Champ is a lake monster which reportedly dwells in Lake Champlain, which lies partially on the US-Canada border, entering Quebec, Vermont and


New York. There is no scientific evidence proving Champ's existence, but there have been over 300 reported sightings.

There are a variety of descriptions of the creature: A plesiosaur (A theory often associated with creatures like Nessie and Ogopogo), a Tanystropheus, and more recently, a whale.

History of The Legend[]

Many hundred years ago, two tribes lived on the banks of Lake Champlain. Both tribes had legends about a creature living in the lake. The first reported sighting came in 1883 where Nathan Mooney, Town Sheriff, claimed to have seen 'A gigantic water serpent about 50 yards ahead', from where he was on the shoreline. He claimed to be so close he could see 'Round white spots inside it's mouth', presumably teeth, and that 'The creature appeared to be 25 to 30 feet long'. After he revealed this, many also said that they had seen the creature. This came 50 years before the Loch ness controversy.

Evidence For Champ[]

  • In the 1970's, a woman named Sandra Mansi took a photograph of what appeared to be a large, brown-colored animal swimming in the water.
  • In 2002, a group of investigators put highly sensitive underwater hydrophones deep under the surface of Lake Champlain. The results shocked them. They recorded what appeared to be echolocation. The clicks were heavily similar to that of an Orca or a Beluga, but of a completely unknown animal.
  • Skeletons of toothed whales are often found around the brink of Lake Champlain, but the question is: What were they doing there?
  • In 2007, a man shot a video of something crawling under the water in a shallow area of Lake Champlain.
  • Like Loch Ness, Lake Champlain is over 400 feet (120 m) deep, and both lakes were formed from retreating glaciers following the end of the Ice Age about 10,000 years ago. Believers also claim both lakes support fish populations large enough to feed a sea or lake monster. This legend would require either a single 10,000 year old animal, or a sizable breeding population.

Evidence against Champ[]

  • According to a 1970's magazine article, Samuel De Champlain, the person that Lake Champlain is named after, described "A 20-foot serpent, as thick as a barrel, with a head like a horse."

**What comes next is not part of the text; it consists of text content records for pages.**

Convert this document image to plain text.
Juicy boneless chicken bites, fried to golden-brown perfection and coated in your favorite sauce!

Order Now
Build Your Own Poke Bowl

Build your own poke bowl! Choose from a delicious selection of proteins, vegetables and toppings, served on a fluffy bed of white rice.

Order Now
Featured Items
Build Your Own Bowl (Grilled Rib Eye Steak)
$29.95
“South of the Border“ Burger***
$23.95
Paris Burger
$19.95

In reality, such a sighting was never published. Champlain's real description was more similar to the Long-Nosed Gar, a type of fish living in the lake.

  • Some people do not find Sandra Mansi's photo authentic, or her account credible. She cannot locate the exact location where she saw a Champ, and she did not keep the negative of her photo. She only took one photo (She later explained that it was the last photo on her camera, however.)